What he wanted was complicated, and he hoped that he was being clear. If he saw a television helicopter on station a quarter mile to the east, he would go to the windows of the thirty-fourth floor, where he would put on a show of pushing desks around. The television people would put him on tape, which they would broadcast for the first time at exactly 9:28, calling it "live." He and Powell could add the dialogue then, over the radio. Leland guessed that Little Tony would know within a minute it was another of Leland's tricks, but that was all Leland thought he needed to sweep the glass on the stairs out of the way with the towel on his foot, and get down onto the thirty-second floor.
The window was harder to break with the ax than he had thought, and then it shattered with a noise like an explosion. People half a block away on Wilshire Boulevard started running for cover. He could see broken windows and blackened walls everywhere from blocks around. He chucked out the staple gun and started away, hefting the ax like a woodsman. It was a good idea — it would work. The hostages would be headed down the stairs by 9:45. All Leland had to do was hide out another nine minutes.
The elevator again — more than one.

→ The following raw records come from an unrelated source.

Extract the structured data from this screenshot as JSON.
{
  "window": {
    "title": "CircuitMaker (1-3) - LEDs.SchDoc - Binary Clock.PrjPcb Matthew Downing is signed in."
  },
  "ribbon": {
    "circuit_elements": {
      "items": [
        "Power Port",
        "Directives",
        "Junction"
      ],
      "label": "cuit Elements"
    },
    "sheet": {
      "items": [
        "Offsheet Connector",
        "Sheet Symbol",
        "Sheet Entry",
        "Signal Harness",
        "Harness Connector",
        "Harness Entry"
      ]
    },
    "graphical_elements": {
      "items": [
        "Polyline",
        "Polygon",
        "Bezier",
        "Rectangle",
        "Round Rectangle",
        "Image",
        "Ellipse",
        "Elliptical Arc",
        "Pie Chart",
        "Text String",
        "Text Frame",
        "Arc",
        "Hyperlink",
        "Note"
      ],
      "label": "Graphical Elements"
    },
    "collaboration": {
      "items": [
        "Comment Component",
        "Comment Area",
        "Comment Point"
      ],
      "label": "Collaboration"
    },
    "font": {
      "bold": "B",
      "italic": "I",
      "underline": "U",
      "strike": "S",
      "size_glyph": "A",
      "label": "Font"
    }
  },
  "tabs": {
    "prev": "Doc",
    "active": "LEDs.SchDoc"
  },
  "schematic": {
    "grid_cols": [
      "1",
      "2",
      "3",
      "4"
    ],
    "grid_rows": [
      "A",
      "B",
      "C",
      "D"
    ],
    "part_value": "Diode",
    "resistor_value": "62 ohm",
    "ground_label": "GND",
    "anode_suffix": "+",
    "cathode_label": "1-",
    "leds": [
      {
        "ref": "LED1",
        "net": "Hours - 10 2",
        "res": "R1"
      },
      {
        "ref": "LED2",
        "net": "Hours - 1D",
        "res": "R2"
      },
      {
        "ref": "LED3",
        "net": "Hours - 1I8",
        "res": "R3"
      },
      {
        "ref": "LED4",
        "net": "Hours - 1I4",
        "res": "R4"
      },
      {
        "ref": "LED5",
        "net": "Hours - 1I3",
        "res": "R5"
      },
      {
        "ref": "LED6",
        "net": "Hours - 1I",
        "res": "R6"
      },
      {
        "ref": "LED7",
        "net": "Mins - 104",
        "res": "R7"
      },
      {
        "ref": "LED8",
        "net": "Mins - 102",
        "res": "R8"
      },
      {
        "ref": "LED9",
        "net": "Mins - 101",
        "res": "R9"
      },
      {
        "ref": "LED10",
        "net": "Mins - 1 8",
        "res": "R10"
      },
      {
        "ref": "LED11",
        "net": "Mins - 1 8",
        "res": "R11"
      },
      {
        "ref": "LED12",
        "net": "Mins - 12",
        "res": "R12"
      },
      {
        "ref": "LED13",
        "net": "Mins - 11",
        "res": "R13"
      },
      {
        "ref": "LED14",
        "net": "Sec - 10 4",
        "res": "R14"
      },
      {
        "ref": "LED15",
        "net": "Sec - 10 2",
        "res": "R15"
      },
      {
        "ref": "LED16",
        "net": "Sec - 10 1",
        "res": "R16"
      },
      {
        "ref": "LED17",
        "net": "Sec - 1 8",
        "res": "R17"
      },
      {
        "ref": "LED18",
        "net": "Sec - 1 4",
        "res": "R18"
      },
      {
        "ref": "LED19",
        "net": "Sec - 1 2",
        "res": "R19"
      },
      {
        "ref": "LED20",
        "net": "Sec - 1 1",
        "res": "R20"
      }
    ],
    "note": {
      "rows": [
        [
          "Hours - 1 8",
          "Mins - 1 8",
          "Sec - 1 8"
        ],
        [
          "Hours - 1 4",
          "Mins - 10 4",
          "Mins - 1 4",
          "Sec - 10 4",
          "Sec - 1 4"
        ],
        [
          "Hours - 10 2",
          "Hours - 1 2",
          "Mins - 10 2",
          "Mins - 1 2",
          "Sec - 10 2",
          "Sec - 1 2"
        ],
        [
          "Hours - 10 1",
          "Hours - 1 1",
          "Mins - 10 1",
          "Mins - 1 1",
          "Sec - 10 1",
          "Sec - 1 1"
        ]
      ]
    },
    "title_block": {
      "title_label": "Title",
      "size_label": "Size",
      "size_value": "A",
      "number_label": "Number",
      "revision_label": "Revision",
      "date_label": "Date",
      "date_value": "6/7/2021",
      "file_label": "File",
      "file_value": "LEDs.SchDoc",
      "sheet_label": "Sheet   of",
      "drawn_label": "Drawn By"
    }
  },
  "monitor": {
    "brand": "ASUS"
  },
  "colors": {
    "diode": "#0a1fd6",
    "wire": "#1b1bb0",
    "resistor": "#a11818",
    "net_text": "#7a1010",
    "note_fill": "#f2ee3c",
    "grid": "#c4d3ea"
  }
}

The doors rolled open and someone shouted in German. Leland went down before the firing began, the sounds tearing through the glass partitions. They had seen him on television getting rid of the staple gun! He let go of the ax and crawled across the office floor. More shouting, high and low. They wanted him so badly they didn't care what was seen and heard on the street below. The next office led nowhere but back to the elevators. He drew the Browning and got behind a desk, his back to Wilshire Boulevard. The sound of the firing grew closer. The next burst crossed the top of the desk and brought the ceiling and walls down on top of him. Leland huddled down, trying to protect his head.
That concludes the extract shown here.